Software Internationalization Guide
Software Characteristics That Vary by Locale
Software Internationalization Guide—526225-002
2-13
Character Classification
Character Classification
Character classification is the grouping of characters into named classes that share an
attribute associated with the name of the class. For example, ASCII character classes
are uppercase, lowercase, alphabet, digit, and punctuation. It is easiest to determine
how to process characters if the classification of a character is defined.
Internationalization requires additional character classifications to accommodate rules
and symbols beyond those included in the ASCII character set.
Case Classification
Classifying characters by uppercase or lowercase does not satisfy all international
character sets. Many writing systems such as Arabic, Hindi, and Japanese have
character sets that are not differentiated by case. Languages that do differentiate by
case contain exceptions. In German, for example, the lowercase character ß has no
single-character, uppercase equivalent. Instead, the character ß is converted to the
two uppercase characters SS.
New Character Classifications
Most programming languages do not allow classifying character sets for languages
that are not Latin-based.
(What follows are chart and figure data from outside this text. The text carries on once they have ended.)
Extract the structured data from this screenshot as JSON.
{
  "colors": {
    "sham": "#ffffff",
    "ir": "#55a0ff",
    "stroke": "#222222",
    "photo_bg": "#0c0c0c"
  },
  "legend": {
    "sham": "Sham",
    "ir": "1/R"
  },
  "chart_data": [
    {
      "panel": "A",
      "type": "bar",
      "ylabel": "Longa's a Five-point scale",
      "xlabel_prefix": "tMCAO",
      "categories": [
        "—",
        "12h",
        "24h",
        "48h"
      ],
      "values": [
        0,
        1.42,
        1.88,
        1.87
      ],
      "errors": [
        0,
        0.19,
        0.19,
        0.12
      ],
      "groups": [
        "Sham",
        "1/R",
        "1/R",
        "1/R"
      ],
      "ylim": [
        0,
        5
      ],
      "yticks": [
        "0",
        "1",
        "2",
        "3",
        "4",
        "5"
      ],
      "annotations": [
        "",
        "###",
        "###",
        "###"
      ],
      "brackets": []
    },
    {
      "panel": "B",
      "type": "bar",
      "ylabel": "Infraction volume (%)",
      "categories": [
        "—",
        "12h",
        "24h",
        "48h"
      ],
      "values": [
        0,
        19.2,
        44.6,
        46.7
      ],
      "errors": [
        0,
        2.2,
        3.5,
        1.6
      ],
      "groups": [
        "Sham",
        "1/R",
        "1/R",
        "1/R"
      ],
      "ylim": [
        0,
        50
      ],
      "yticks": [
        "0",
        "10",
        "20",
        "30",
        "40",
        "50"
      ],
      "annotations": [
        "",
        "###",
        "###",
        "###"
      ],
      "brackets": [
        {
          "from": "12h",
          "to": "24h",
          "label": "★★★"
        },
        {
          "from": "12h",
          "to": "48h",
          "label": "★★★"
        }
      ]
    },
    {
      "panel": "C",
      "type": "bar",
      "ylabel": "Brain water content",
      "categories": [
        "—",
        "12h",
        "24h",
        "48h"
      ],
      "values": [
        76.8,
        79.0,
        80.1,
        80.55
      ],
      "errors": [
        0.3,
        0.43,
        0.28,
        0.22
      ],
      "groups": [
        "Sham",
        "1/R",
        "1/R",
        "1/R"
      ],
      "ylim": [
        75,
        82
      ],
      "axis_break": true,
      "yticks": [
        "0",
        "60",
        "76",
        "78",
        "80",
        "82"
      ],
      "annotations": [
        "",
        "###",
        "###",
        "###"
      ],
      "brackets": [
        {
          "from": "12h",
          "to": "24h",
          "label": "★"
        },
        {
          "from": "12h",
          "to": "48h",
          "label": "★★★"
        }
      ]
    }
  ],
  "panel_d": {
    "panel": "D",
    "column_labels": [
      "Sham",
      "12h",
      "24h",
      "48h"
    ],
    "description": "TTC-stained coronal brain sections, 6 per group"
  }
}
The phonetic and ideographic writing systems are two
examples of systems that do not classify characters. For languages like Hindi and
Thai, classes must differentiate between vowels and consonants.
Classification Functions
Programs often process characters based on their character classification groups.
Internationalized character classification functions are locale-dependent and help
programmers avoid hard-coding characters that belong to a given class. Some
programming languages provide classification features to support internationalization.
The C programming language, for example, includes the isalpha() function to
determine if a character is a valid alphabetic character. Instead of comparing a
character to hard-coded characters in the ASCII code set, a program calls isalpha()
to determine if the character belongs to the alphabet class appropriate to the current
locale. The isalpha() function can then be used to determine if a character belongs
to the alphabet class of a new locale.
For example, in a program enabled for the US English locale, isalpha() returns
false to verify that the character í is not a valid member of the US English alphabet. If
the same program is enabled for Spanish, isalpha() returns true because the
character í is a valid member of the Spanish alphabet.
The C programming language also has routines that perform class conversions. For
example, tolower() converts uppercase characters to lowercase characters. Most
existing C-type functions, however, provide support only for the ASCII code set.